Yes, that’s right—on this International Women’s Day, I’m looking for some older women in my life. With only two blood relatives in that category—God bless them—I need a few more to call “aunt.” Everybody does! Do you mind? Oh, does it make you feel old? Or you don’t want to make me to feel too young…or heaven forbid, like a child?

On the contrary. Whatever your age or mine, I’ll gladly listen to whatever you want to share with me. Learn everything you want to teach. At 60, I’d be delighted to discover another treasure like the wonderful women who encouraged me when I was a teen and then a new wife, mother, and missionary. And I’d be honored to share anything I can that might be of value to you.

In Chile, everybody calls the older ladies tías—“aunties”—and it doesn’t mean you’re old, just older. While the bedridden 90-year-old may seem old to me, my teenaged daughter is old to her Sunday school students. I’m tía to my daughters’ friends, and thank the Lord I can claim some tías of my own.

The point is, you need both older women and younger women in your life, and we’re all the older woman for somebody. The Apostle Paul charged those who are wiser and more mature to reach and teach the others (Titus 2:3-5). How I need them! How I need to be one!

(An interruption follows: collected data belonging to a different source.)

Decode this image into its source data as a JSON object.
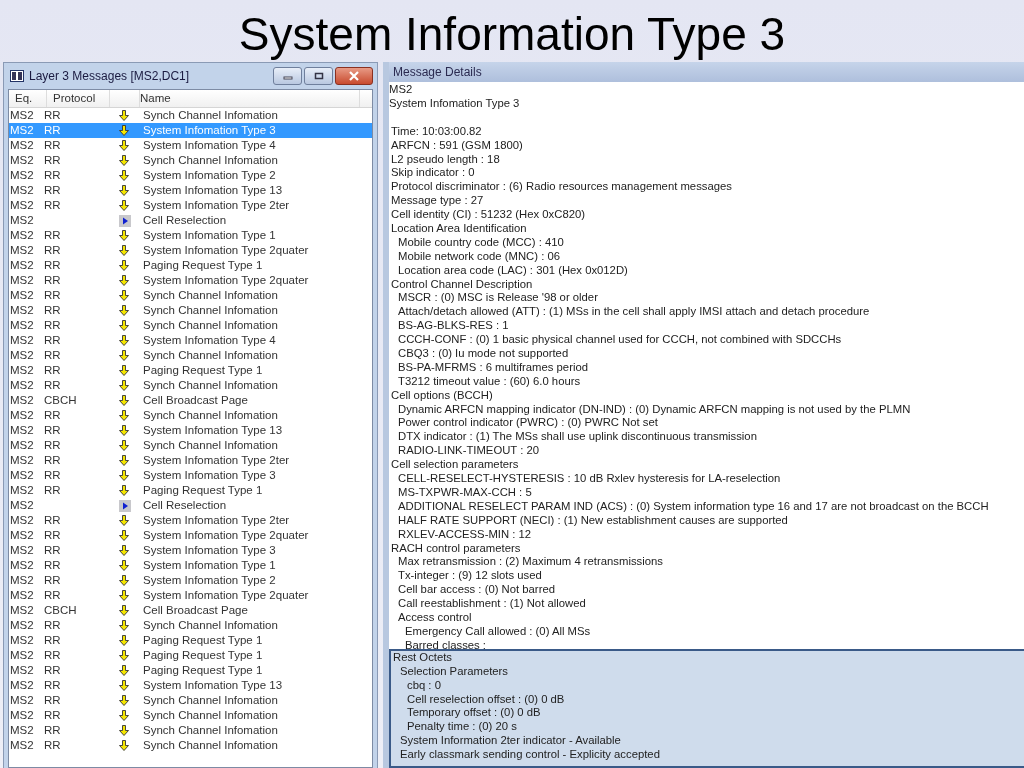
{
  "slide_title": "System Information Type 3",
  "window": {
    "title": "Layer 3 Messages  [MS2,DC1]"
  },
  "table": {
    "columns": [
      "Eq.",
      "Protocol",
      "Name"
    ],
    "rows": [
      {
        "kind": "message",
        "eq": "MS2",
        "protocol": "RR",
        "name": "Synch Channel Infomation",
        "selected": false
      },
      {
        "kind": "message",
        "eq": "MS2",
        "protocol": "RR",
        "name": "System Infomation Type 3",
        "selected": true
      },
      {
        "kind": "message",
        "eq": "MS2",
        "protocol": "RR",
        "name": "System Infomation Type 4",
        "selected": false
      },
      {
        "kind": "message",
        "eq": "MS2",
        "protocol": "RR",
        "name": "Synch Channel Infomation",
        "selected": false
      },
      {
        "kind": "message",
        "eq": "MS2",
        "protocol": "RR",
        "name": "System Infomation Type 2",
        "selected": false
      },
      {
        "kind": "message",
        "eq": "MS2",
        "protocol": "RR",
        "name": "System Infomation Type 13",
        "selected": false
      },
      {
        "kind": "message",
        "eq": "MS2",
        "protocol": "RR",
        "name": "System Infomation Type 2ter",
        "selected": false
      },
      {
        "kind": "event",
        "eq": "MS2",
        "name": "Cell Reselection",
        "selected": false
      },
      {
        "kind": "message",
        "eq": "MS2",
        "protocol": "RR",
        "name": "System Infomation Type 1",
        "selected": false
      },
      {
        "kind": "message",
        "eq": "MS2",
        "protocol": "RR",
        "name": "System Infomation Type 2quater",
        "selected": false
      },
      {
        "kind": "message",
        "eq": "MS2",
        "protocol": "RR",
        "name": "Paging Request Type 1",
        "selected": false
      },
      {
        "kind": "message",
        "eq": "MS2",
        "protocol": "RR",
        "name": "System Infomation Type 2quater",
        "selected": false
      },
      {
        "kind": "message",
        "eq": "MS2",
        "protocol": "RR",
        "name": "Synch Channel Infomation",
        "selected": false
      },
      {
        "kind": "message",
        "eq": "MS2",
        "protocol": "RR",
        "name": "Synch Channel Infomation",
        "selected": false
      },
      {
        "kind": "message",
        "eq": "MS2",
        "protocol": "RR",
        "name": "Synch Channel Infomation",
        "selected": false
      },
      {
        "kind": "message",
        "eq": "MS2",
        "protocol": "RR",
        "name": "System Infomation Type 4",
        "selected": false
      },
      {
        "kind": "message",
        "eq": "MS2",
        "protocol": "RR",
        "name": "Synch Channel Infomation",
        "selected": false
      },
      {
        "kind": "message",
        "eq": "MS2",
        "protocol": "RR",
        "name": "Paging Request Type 1",
        "selected": false
      },
      {
        "kind": "message",
        "eq": "MS2",
        "protocol": "RR",
        "name": "Synch Channel Infomation",
        "selected": false
      },
      {
        "kind": "message",
        "eq": "MS2",
        "protocol": "CBCH",
        "name": "Cell Broadcast Page",
        "selected": false
      },
      {
        "kind": "message",
        "eq": "MS2",
        "protocol": "RR",
        "name": "Synch Channel Infomation",
        "selected": false
      },
      {
        "kind": "message",
        "eq": "MS2",
        "protocol": "RR",
        "name": "System Infomation Type 13",
        "selected": false
      },
      {
        "kind": "message",
        "eq": "MS2",
        "protocol": "RR",
        "name": "Synch Channel Infomation",
        "selected": false
      },
      {
        "kind": "message",
        "eq": "MS2",
        "protocol": "RR",
        "name": "System Infomation Type 2ter",
        "selected": false
      },
      {
        "kind": "message",
        "eq": "MS2",
        "protocol": "RR",
        "name": "System Infomation Type 3",
        "selected": false
      },
      {
        "kind": "message",
        "eq": "MS2",
        "protocol": "RR",
        "name": "Paging Request Type 1",
        "selected": false
      },
      {
        "kind": "event",
        "eq": "MS2",
        "name": "Cell Reselection",
        "selected": false
      },
      {
        "kind": "message",
        "eq": "MS2",
        "protocol": "RR",
        "name": "System Infomation Type 2ter",
        "selected": false
      },
      {
        "kind": "message",
        "eq": "MS2",
        "protocol": "RR",
        "name": "System Infomation Type 2quater",
        "selected": false
      },
      {
        "kind": "message",
        "eq": "MS2",
        "protocol": "RR",
        "name": "System Infomation Type 3",
        "selected": false
      },
      {
        "kind": "message",
        "eq": "MS2",
        "protocol": "RR",
        "name": "System Infomation Type 1",
        "selected": false
      },
      {
        "kind": "message",
        "eq": "MS2",
        "protocol": "RR",
        "name": "System Infomation Type 2",
        "selected": false
      },
      {
        "kind": "message",
        "eq": "MS2",
        "protocol": "RR",
        "name": "System Infomation Type 2quater",
        "selected": false
      },
      {
        "kind": "message",
        "eq": "MS2",
        "protocol": "CBCH",
        "name": "Cell Broadcast Page",
        "selected": false
      },
      {
        "kind": "message",
        "eq": "MS2",
        "protocol": "RR",
        "name": "Synch Channel Infomation",
        "selected": false
      },
      {
        "kind": "message",
        "eq": "MS2",
        "protocol": "RR",
        "name": "Paging Request Type 1",
        "selected": false
      },
      {
        "kind": "message",
        "eq": "MS2",
        "protocol": "RR",
        "name": "Paging Request Type 1",
        "selected": false
      },
      {
        "kind": "message",
        "eq": "MS2",
        "protocol": "RR",
        "name": "Paging Request Type 1",
        "selected": false
      },
      {
        "kind": "message",
        "eq": "MS2",
        "protocol": "RR",
        "name": "System Infomation Type 13",
        "selected": false
      },
      {
        "kind": "message",
        "eq": "MS2",
        "protocol": "RR",
        "name": "Synch Channel Infomation",
        "selected": false
      },
      {
        "kind": "message",
        "eq": "MS2",
        "protocol": "RR",
        "name": "Synch Channel Infomation",
        "selected": false
      },
      {
        "kind": "message",
        "eq": "MS2",
        "protocol": "RR",
        "name": "Synch Channel Infomation",
        "selected": false
      },
      {
        "kind": "message",
        "eq": "MS2",
        "protocol": "RR",
        "name": "Synch Channel Infomation",
        "selected": false
      }
    ]
  },
  "details": {
    "title": "Message Details",
    "header": [
      "MS2",
      "System Infomation Type 3"
    ],
    "fields": [
      {
        "text": "Time: 10:03:00.82"
      },
      {
        "text": "ARFCN : 591 (GSM 1800)"
      },
      {
        "text": "L2 pseudo length : 18"
      },
      {
        "text": "Skip indicator : 0"
      },
      {
        "text": "Protocol discriminator : (6) Radio resources management messages"
      },
      {
        "text": "Message type : 27"
      },
      {
        "text": "Cell identity (CI) : 51232 (Hex 0xC820)"
      },
      {
        "text": "Location Area Identification",
        "children": [
          {
            "text": "Mobile country code (MCC) : 410"
          },
          {
            "text": "Mobile network code (MNC) : 06"
          },
          {
            "text": "Location area code (LAC) : 301 (Hex 0x012D)"
          }
        ]
      },
      {
        "text": "Control Channel Description",
        "children": [
          {
            "text": "MSCR : (0) MSC is Release '98 or older"
          },
          {
            "text": "Attach/detach allowed (ATT) : (1) MSs in the cell shall apply IMSI attach and detach procedure"
          },
          {
            "text": "BS-AG-BLKS-RES : 1"
          },
          {
            "text": "CCCH-CONF : (0) 1 basic physical channel used for CCCH, not combined with SDCCHs"
          },
          {
            "text": "CBQ3 : (0) Iu mode not supported"
          },
          {
            "text": "BS-PA-MFRMS : 6 multiframes period"
          },
          {
            "text": "T3212 timeout value : (60) 6.0 hours"
          }
        ]
      },
      {
        "text": "Cell options (BCCH)",
        "children": [
          {
            "text": "Dynamic ARFCN mapping indicator (DN-IND) : (0) Dynamic ARFCN mapping is not used by the PLMN"
          },
          {
            "text": "Power control indicator (PWRC) : (0) PWRC Not set"
          },
          {
            "text": "DTX indicator : (1) The MSs shall use uplink discontinuous transmission"
          },
          {
            "text": "RADIO-LINK-TIMEOUT : 20"
          }
        ]
      },
      {
        "text": "Cell selection parameters",
        "children": [
          {
            "text": "CELL-RESELECT-HYSTERESIS : 10 dB Rxlev hysteresis for LA-reselection"
          },
          {
            "text": "MS-TXPWR-MAX-CCH : 5"
          },
          {
            "text": "ADDITIONAL RESELECT PARAM IND (ACS) : (0) System information type 16 and 17 are not broadcast on the BCCH"
          },
          {
            "text": "HALF RATE SUPPORT (NECI) : (1) New establishment causes are supported"
          },
          {
            "text": "RXLEV-ACCESS-MIN : 12"
          }
        ]
      },
      {
        "text": "RACH control parameters",
        "children": [
          {
            "text": "Max retransmission : (2) Maximum 4 retransmissions"
          },
          {
            "text": "Tx-integer : (9) 12 slots used"
          },
          {
            "text": "Cell bar access : (0) Not barred"
          },
          {
            "text": "Call reestablishment : (1) Not allowed"
          },
          {
            "text": "Access control",
            "children": [
              {
                "text": "Emergency Call allowed : (0) All MSs"
              },
              {
                "text": "Barred classes :"
              }
            ]
          }
        ]
      }
    ],
    "rest_octets": [
      {
        "text": "Rest Octets",
        "children": [
          {
            "text": "Selection Parameters",
            "children": [
              {
                "text": "cbq : 0"
              },
              {
                "text": "Cell reselection offset : (0) 0 dB"
              },
              {
                "text": "Temporary offset : (0) 0 dB"
              },
              {
                "text": "Penalty time : (0) 20 s"
              }
            ]
          },
          {
            "text": "System Information 2ter indicator - Available"
          },
          {
            "text": "Early classmark sending control - Explicity accepted"
          }
        ]
      }
    ]
  }
}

“Children have more need of models than critics.” –Joubert

How many nieces do you have? I just counted a total of 25 nieces/stepnieces between my husband and me. (Then there’s the 12 nephews, not to neglect the boys.) I love talking to them all. To be sure, with that many and living in South America as I do, I don’t know them all as well as I’d like. That’s why I adopt more wherever I go.

And I pray for them. I’ve been blessed with great riches and I need to re-invest, as my aunts (both the DNA matches and the DIY mentors) did in my life. This post would stretch into screen after screen if I recounted all they’ve done for me, but among other lessons, these amazing women taught me:

  • How to enjoy life’s simple pleasures
  • How to show gratitude for God’s daily blessings
  • How to share generously out of scarcity or abundance
  • How to offer quiet words of cheer and inspiration
  • How to continue learning into old age
  • How to express kindness and warm welcome
  • How to balance work and home

One of my goals in Seaglass Blog is to connect with and inspire other women. In fact, my Diana Delacruz persona is an aunt writing the family stories as a legacy for the next generation. Not as a rambling crab railing about “today’s youth,” but as a caring sister out to make an impact by shining rather than shaming.

God can transform your family, beginning with your generation, as you model love for God, commitment to His truth, and joy along His way. Welcome to the glory of living godly womanhood together. You can call me Aunt Diana, and I don’t care how corny it sounds.


  1. Thanks Diana for sharing the importance of Aunts in our lives. I have several Aunts and Great Aunts that have been significant in my life in so many ways and I hope that my role as Aunt, Great Aunt and now Great Great Aunt within the family will be a positive one. So too, with the many friendships I have with women both younger and older than myself. May we all be the positive influence in the lives we touch short-term and long-term.

  2. Yes, what a blessing the older women have been to me (including those from my husband’s family!) I too hope to be remembered as a positive role model. Thanks, Heather, for who YOU have been in the lives of others.